Latent Semantic Indexing - HestiaProject/PAxSPL GitHub Wiki
Definition:
An indexing and retrieval method that uses a mathematical technique to identify patterns in the relationships between the terms and concepts contained in an unstructured collection of text.
Variations:
Latent semantic analysis (LSA):
Different name for the same technique;
Semantic hashing:
Documents are mapped to memory addresses by means of a neural network in such a way that semantically similar documents are located at nearby addresses.
Priority Order:
Extraction > Categorize > Group
Inputs:
Outputs:
- Occurrence matrix
- Rank lowering
Examples:
- (AL-msie'deen et al. 2013)
- (Xue et al. 2012)
- (AL-msie'deen et al. 2012)
- (Eyal-Salman et al. 2013a)
- (Eyal-Salman et al. 2013b)
- (Eyal-Salman et al. 2013c)
- (Maazoun et al. 2014a)
- (Maazoun et al. 2014b)
- (Alves et al. 2008)
Tools:
Related Techniques:
Recommended situations
Latent Semantic Indexing is recommended when program elements (such as classes, methods, etc.) have meaningful names ("attribute" instead of "atr" or "home" instead of "hm").

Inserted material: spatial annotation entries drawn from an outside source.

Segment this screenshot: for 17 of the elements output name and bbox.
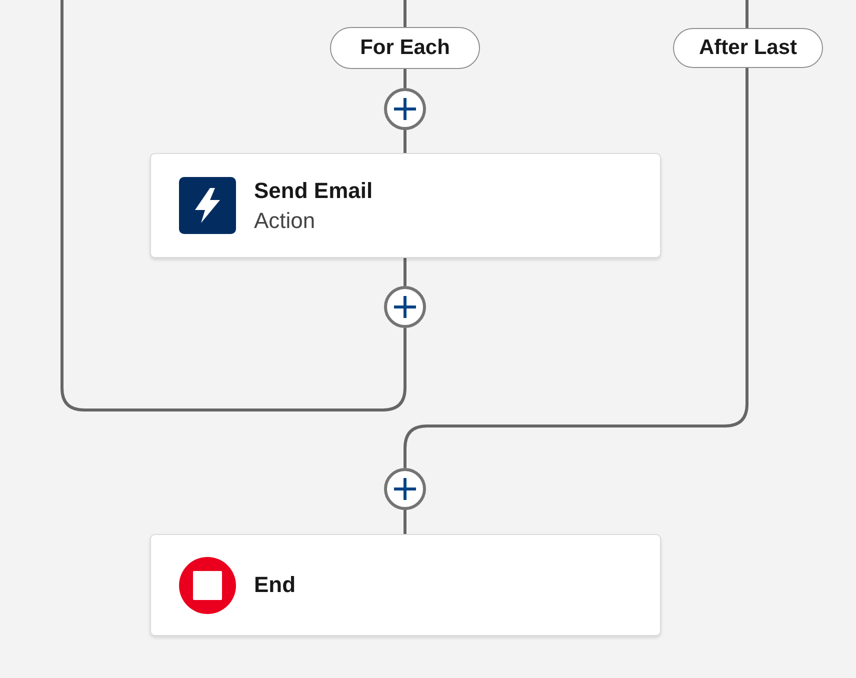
node-card[interactable]: Send Email Action xyxy=(150,153,661,258)
node-title: End xyxy=(254,572,296,598)
plus-icon xyxy=(393,477,417,501)
add-button[interactable] xyxy=(384,468,426,510)
stop-icon xyxy=(179,556,236,614)
node-type-label: Action xyxy=(254,208,316,234)
plus-icon xyxy=(393,97,417,121)
plus-icon xyxy=(393,295,417,319)
node-card[interactable]: End xyxy=(150,534,661,636)
branch-label: For Each xyxy=(330,27,480,69)
connector-line xyxy=(746,0,748,28)
branch-label: After Last xyxy=(673,28,823,68)
node-title: Send Email xyxy=(254,178,373,204)
add-button[interactable] xyxy=(384,88,426,130)
lightning-icon xyxy=(179,177,236,234)
connector-line xyxy=(404,510,406,534)
add-button[interactable] xyxy=(384,286,426,328)
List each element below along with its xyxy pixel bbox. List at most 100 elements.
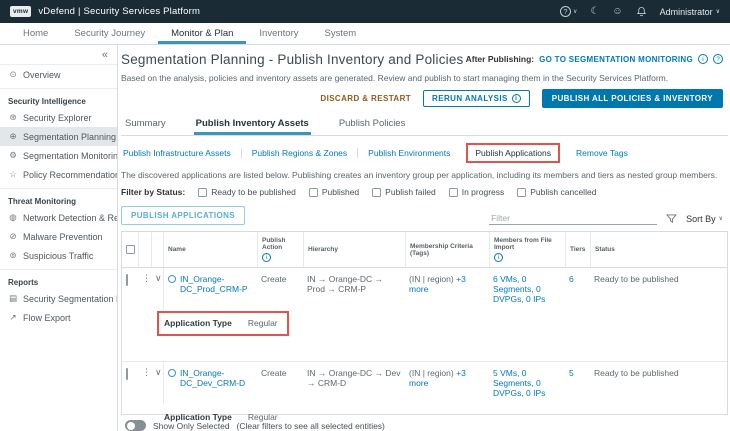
overview-icon: ⊙ [8,69,18,80]
main-content: Segmentation Planning - Publish Inventor… [118,45,730,431]
publish-all-button[interactable]: PUBLISH ALL POLICIES & INVENTORY [542,89,723,108]
show-only-selected-toggle[interactable] [125,420,146,431]
column-header-publish-action[interactable]: Publish Action i [257,232,303,267]
nav-tab-inventory[interactable]: Inventory [246,23,311,44]
application-name-link[interactable]: IN_Orange-DC_Dev_CRM-D [163,362,257,404]
filter-input[interactable] [489,212,657,225]
checkbox-ready-to-be-published[interactable]: Ready to be published [198,187,296,197]
members-from-import-link[interactable]: 5 VMs, 0 Segments, 0 DVPGs, 0 IPs [489,362,565,404]
dark-mode-toggle[interactable]: ☾ [590,7,599,17]
sidebar-item-overview[interactable]: ⊙ Overview [0,65,117,84]
status-cell: Ready to be published [590,362,727,404]
filter-funnel-icon[interactable] [666,214,677,224]
feedback-button[interactable]: ☺ [612,7,622,17]
header-spacer [138,232,151,267]
sidebar-item-label: Overview [23,70,61,80]
select-all-checkbox[interactable] [126,245,135,254]
help-icon[interactable]: ? [713,54,723,64]
sidebar-item-flow-export[interactable]: ↗ Flow Export [0,308,117,327]
sidebar-item-security-explorer[interactable]: ⊛ Security Explorer [0,108,117,127]
clear-filters-hint: (Clear filters to see all selected entit… [237,421,385,431]
bell-icon [636,6,647,17]
discard-restart-button[interactable]: DISCARD & RESTART [320,94,411,103]
help-icon: ? [560,6,571,17]
checkbox-published[interactable]: Published [309,187,359,197]
info-icon[interactable]: i [698,54,708,64]
application-type-label: Application Type [164,318,232,328]
tab-publish-policies[interactable]: Publish Policies [337,115,408,135]
sort-by-dropdown[interactable]: Sort By ∨ [686,214,723,224]
tiers-link[interactable]: 6 [565,268,590,310]
applications-intro-text: The discovered applications are listed b… [121,170,728,180]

Besides that, is highly recommended to use this technique in products well documented.
Not Recommended situations
A Information Retrieval Technique cannot achieve quality results when applied to products with no documentation and no meaningful identifiers names. For that reason we don't recommend the use of Latent Semantic Indexing or any other Information Retrieval Technique in those situations.